Pathologically low properdin levels in the critically ill and the relationship to treatment duration. Properdin levels lower than 7 μg/ml, the lowest of the normal range established in this study, were plotted against duration of intensive care treatment (A) 36 pairs, p < 0.05, and total duration of hospitalization (B) 31 pairs, p < 0.005. Spearman correlation coefficients are indicated; regression lines and 95% confidence bands of the best-fit line are shown.

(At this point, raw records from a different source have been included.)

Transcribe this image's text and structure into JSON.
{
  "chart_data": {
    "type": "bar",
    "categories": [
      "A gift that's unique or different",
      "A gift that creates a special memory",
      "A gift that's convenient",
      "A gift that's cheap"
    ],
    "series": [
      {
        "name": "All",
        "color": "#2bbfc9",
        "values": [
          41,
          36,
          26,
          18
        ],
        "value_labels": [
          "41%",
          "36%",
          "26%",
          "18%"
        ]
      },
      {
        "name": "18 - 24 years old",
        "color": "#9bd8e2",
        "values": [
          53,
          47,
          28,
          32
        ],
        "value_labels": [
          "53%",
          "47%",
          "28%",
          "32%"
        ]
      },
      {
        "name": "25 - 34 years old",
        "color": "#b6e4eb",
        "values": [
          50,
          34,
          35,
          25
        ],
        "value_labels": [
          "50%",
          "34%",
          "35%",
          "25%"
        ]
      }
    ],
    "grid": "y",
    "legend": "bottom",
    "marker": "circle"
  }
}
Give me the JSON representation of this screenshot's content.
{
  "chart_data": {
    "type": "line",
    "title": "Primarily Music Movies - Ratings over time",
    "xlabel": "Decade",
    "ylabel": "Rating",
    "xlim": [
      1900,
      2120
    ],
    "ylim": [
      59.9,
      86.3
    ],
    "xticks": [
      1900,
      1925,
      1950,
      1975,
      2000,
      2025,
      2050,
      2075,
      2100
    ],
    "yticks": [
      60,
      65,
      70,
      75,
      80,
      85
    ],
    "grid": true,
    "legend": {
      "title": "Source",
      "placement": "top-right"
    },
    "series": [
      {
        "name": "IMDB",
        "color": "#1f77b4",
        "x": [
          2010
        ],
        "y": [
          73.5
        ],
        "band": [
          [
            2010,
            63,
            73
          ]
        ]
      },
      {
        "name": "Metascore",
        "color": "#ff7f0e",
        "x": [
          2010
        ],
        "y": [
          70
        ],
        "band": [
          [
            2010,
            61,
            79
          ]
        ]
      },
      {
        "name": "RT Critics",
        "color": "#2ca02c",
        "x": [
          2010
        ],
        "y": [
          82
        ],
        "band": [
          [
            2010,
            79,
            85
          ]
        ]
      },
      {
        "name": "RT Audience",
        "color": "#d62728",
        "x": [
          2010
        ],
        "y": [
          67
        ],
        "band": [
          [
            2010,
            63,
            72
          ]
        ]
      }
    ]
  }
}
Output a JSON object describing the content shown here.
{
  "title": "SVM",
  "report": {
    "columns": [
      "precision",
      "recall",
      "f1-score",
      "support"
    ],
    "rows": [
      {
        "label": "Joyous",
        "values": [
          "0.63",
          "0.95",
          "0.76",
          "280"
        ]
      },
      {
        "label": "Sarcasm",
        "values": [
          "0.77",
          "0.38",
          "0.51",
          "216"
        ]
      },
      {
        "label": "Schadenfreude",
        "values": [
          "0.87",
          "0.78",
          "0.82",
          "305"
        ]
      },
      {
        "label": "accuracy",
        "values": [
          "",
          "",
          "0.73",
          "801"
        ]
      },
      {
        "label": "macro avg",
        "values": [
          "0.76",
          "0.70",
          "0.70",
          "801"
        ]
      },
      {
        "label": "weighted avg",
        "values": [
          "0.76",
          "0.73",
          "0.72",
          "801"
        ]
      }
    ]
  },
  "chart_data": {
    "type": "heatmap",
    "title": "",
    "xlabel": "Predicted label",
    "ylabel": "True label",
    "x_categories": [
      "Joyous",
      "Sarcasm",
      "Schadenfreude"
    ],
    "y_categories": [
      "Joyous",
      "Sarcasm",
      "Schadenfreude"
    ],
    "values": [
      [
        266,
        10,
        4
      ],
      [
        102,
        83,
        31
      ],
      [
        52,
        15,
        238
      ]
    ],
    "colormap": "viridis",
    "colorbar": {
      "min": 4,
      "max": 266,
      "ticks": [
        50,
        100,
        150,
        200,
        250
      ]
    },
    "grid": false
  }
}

There are two possible interpretations for these findings: (i) the decline in properdin levels is a descriptor of severity of sepsis due to its ability to bind to LPS of different pathogens (15) or to damaged cells (16) and (ii) properdin is involved in the pathophysiological mechanisms of sepsis.

Recent data indicate that the likely determinants of outcome from sepsis are the cell phenotypes, which emanate from this condition in dependence of the level of complement components. Depressed serum C3 levels have been linked to the emergence in the critically ill of an immune suppressive Treg population (14). So, altered complement levels may be a mirror of changing cell activities selected during the septic immune response (17). Alternatively, a decline in circulating properdin levels may signify increased complement usage in septic end organs (18) or on inflamed endothelium (19).

Conflict of Interest Statement

The authors declare that the research was conducted in the absence of any commercial or financial relationships that could be construed as a potential conflict of interest.

Acknowledgments

Funding for the study during which these samples were obtained was provided by the Anaesthesia/AAGBI Small Project Grant (2009). The data reported in this study were funded entirely by Departmental Funds.